Bu cinsin en başarılı olduğu bir diğer konu ise dırdır kapasitesidir. Her konu üzerine, dur durak bilmeden söylenmek, karşı taraf için bir süreden sonra sadece fondaki gürültü haline gelecektir. Bu dırdır işi öyle pis bir şeydir ki, ancak olayın dışında olup da gözlemlediğiniz zaman ne kadar korkunç boyutlara gidebileceğini idrak edebilirsiniz. Sokakta arkanızdan yürüyen bir çift, kafede yan masada oturan bir çift, yakın arkadaş çiftte gözlem şansı bulunabilir. Bazen dönüp de; arkadaşım allah aşkına sus, yedin çocuğun beynini deme isteğini hissettiğinizde, anlayacaksınız ki kız dırdırı felaketlerin en kötüsüdür.

4 Mayıs 2010 Salı

Pilim güneştir benim


Mayıs geldi ya şimdi, ben, bir yaz çocuğu olarak sevinmeye başladım.

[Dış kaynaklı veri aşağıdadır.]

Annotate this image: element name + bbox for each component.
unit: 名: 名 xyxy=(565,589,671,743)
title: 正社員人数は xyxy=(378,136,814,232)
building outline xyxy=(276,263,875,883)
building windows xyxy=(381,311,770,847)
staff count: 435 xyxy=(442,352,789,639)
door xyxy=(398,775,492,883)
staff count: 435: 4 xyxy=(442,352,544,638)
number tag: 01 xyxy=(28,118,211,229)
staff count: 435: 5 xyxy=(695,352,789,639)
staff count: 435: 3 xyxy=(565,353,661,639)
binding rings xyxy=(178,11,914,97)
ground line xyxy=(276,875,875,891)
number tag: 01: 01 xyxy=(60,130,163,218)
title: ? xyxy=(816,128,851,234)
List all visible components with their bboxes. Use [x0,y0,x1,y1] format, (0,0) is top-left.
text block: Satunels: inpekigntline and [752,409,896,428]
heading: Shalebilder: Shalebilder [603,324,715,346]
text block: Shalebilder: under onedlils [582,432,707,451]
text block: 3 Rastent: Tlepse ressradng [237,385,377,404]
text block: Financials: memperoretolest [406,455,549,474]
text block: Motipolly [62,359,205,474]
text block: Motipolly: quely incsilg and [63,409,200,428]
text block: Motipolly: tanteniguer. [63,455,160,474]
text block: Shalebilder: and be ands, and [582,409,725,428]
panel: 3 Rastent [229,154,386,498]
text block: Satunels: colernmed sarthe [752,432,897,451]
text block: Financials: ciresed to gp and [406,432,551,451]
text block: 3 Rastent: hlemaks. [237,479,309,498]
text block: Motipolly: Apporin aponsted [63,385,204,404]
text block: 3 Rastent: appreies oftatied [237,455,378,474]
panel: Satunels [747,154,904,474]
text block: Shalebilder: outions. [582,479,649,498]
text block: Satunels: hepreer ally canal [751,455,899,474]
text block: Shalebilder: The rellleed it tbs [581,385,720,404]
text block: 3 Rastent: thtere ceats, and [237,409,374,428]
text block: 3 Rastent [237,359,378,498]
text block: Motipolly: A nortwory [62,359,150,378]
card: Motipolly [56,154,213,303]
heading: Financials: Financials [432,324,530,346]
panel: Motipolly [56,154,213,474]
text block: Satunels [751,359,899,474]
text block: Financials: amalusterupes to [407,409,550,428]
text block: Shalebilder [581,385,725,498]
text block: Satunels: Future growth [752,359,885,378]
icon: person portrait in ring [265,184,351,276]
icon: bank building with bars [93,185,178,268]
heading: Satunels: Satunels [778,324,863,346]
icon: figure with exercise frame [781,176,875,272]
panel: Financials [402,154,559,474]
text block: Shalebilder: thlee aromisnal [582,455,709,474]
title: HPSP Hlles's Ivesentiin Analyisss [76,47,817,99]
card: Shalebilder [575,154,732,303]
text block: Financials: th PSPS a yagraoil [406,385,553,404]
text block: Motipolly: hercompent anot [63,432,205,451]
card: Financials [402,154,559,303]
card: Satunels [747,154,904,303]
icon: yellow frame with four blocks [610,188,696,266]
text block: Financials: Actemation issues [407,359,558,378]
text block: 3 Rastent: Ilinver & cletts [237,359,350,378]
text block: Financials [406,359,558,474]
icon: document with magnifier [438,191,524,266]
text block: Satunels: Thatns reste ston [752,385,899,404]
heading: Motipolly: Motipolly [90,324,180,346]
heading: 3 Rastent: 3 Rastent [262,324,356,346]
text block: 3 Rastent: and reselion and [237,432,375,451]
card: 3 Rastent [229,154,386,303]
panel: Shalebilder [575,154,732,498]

Enerjisini güneşten alan, hava ısınıp ısınıp kaynasa bile suratında salak bir tebessümle oley sıcak, oley güneş, yaşasın yaz diyen hallerim gelmekte. İstanbul'a taşındığımdan beri yazın sadece deniz, güneş, tatil olmadığına idrakım, şehirde de yazın güzel geçebileceğine olan inancım bu sene de yerli yerinde. Ankara'da yaz durgundur, Ankara'lı toplar tası tarağı tatile, yazlığa gider yazın. Boş kalır şehir, sokaklarda azalır insan. Ne zaman ki tanıdığın insanlarla karşılaşırsın -ki Ankara'da tanıdıktır genelde herkes- o tanıdık insanları normalden daha esmer görmeye başlarsın, ne zaman ki yavaş yavaş çoğalırlar; o zaman anlarsın ki yazın sonu gelmiş, tatil bitmiş artık. Yapacak şey azdır yazın Ankara'da, gerçi kışın da çok yoktur ama..Beklersin yazın Ankara'da. Gidenlerin dönmesini, okulun açılmasını, işin başlamasını, kışın gelmesini. Ankara'da beklersin, çünkü Ankara geçmez insanın boğazından kuru kuru, arkadaşlar gerekir, su olur yutturur sana şehrini. İstanbul'da yaz başkadır ama, gidenler gider yine ama şehir uyumaz, beklemez dönüşleri. Nemli, ıslak devam eder yaşamaya. Uyana. Sokaklarda yaşamaya devam eder insan, sigara yasağı koymaz olur artık bu mevsimde. Söylenir arkadaşların yanında aman da ne sıcak diye, yok dersin sen, yaz çoçuğu, iyidir sıcak iyidir. Caz gelir, müzik gelir, festival olur, konser bitmez İstanbul'da. Atlayamazsan da oturabilirsin denizin kenarında, bakarsın, belki bir kitap açarsın, belki bir şarkı. Ankara çocuğuna çok şey demektir bu. Sevinir hala Ankara çocuğu vapur gördüğünde, martı gaklaması duyduğunda. Oturduğunda bir parkta, bankta, bahçede; görebiliyorsa denizi, ulan der iyi ki geldim İstanbul'a.